Thank you, Mr. Chair.
I want to thank the witnesses for joining us today, both in person and virtually.
I want to speak a bit about what, in fact, this government is disclosing, and what the public knows as a result of many of the disclosures that have occurred during this pandemic.
I'm speaking as Parliamentary Secretary to the Minister of Public Services and Procurement. The Translation Bureau is under our responsibility and is inundated with requests to translate documents destined for the general public.
The backlog we are currently experiencing at the Translation Bureau to provide public disclosure of COVID and other related documents is an overwhelming one. It's never been seen before. That is precisely because this government has agreed to disclose a number of COVID-related documents and provide extraordinary disclosures.
I do recall, and all members here will recall, the first motion we made to adjourn the House and to adjourn to hybrid sittings.
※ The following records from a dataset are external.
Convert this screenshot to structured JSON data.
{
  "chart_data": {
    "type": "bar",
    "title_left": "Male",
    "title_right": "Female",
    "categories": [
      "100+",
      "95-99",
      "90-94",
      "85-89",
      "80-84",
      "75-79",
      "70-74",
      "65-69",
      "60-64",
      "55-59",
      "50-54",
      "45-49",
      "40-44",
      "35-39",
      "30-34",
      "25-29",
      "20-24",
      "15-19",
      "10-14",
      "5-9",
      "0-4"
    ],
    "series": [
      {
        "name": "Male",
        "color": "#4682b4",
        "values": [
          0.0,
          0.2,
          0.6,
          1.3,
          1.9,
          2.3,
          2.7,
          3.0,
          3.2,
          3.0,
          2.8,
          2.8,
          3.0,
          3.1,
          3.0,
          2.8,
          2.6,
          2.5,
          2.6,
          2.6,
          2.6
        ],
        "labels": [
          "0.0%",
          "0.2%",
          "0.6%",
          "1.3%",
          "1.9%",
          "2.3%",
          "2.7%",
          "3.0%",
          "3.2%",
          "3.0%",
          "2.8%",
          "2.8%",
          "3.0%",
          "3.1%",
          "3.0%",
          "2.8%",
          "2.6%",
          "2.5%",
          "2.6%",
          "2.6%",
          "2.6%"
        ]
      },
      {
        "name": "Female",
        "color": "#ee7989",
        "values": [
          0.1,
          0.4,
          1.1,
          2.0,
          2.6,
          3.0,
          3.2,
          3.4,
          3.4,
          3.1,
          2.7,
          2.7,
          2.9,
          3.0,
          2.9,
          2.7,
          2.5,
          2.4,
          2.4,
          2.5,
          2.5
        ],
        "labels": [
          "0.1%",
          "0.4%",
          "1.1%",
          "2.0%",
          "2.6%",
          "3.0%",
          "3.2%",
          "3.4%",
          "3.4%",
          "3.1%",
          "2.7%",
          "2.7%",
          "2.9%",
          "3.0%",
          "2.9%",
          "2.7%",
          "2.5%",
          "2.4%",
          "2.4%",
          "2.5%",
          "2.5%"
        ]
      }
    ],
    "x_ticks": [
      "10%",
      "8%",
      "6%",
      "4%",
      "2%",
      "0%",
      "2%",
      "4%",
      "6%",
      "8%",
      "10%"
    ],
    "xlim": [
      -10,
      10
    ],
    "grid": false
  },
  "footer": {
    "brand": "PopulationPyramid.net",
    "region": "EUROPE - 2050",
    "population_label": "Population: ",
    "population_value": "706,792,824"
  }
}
It was one that called upon the Auditor General to do special examinations of the government with respect to COVID-related decisions.
The front page of The Globe and Mail today contains disclosures that are extraordinary and would never have been made outside of a pandemic-related circumstance.
Mr. Holman, you have noted the disclosures by the Canadian Armed Forces of conditions in long-term care homes, which, again, arguably, are extraordinary and would not have been made outside of pandemic-related conditions.
My posit—and I would like the witnesses to react to this—is that this government has gone above and beyond with respect to disclosures during the pandemic.
Many of the arguments are those that surround things like acquisitions and procurements of a sensitive nature. I would posit again to you, before turning the floor and the mike over to all three of you, that we are indeed in global competition for vaccines, vaccine supplies, personal protective equipment, and to disclose many of the terms.... Obviously, we have disclosed some of the terms of these contracts, an important number of them, but to disclose many others of these terms would have, in fact, posed the ethical dilemma of putting actual Canadian lives in danger.
I'll ask you to react to that, Mr. Cutler, Mr. Holman, and then Mr. Bron.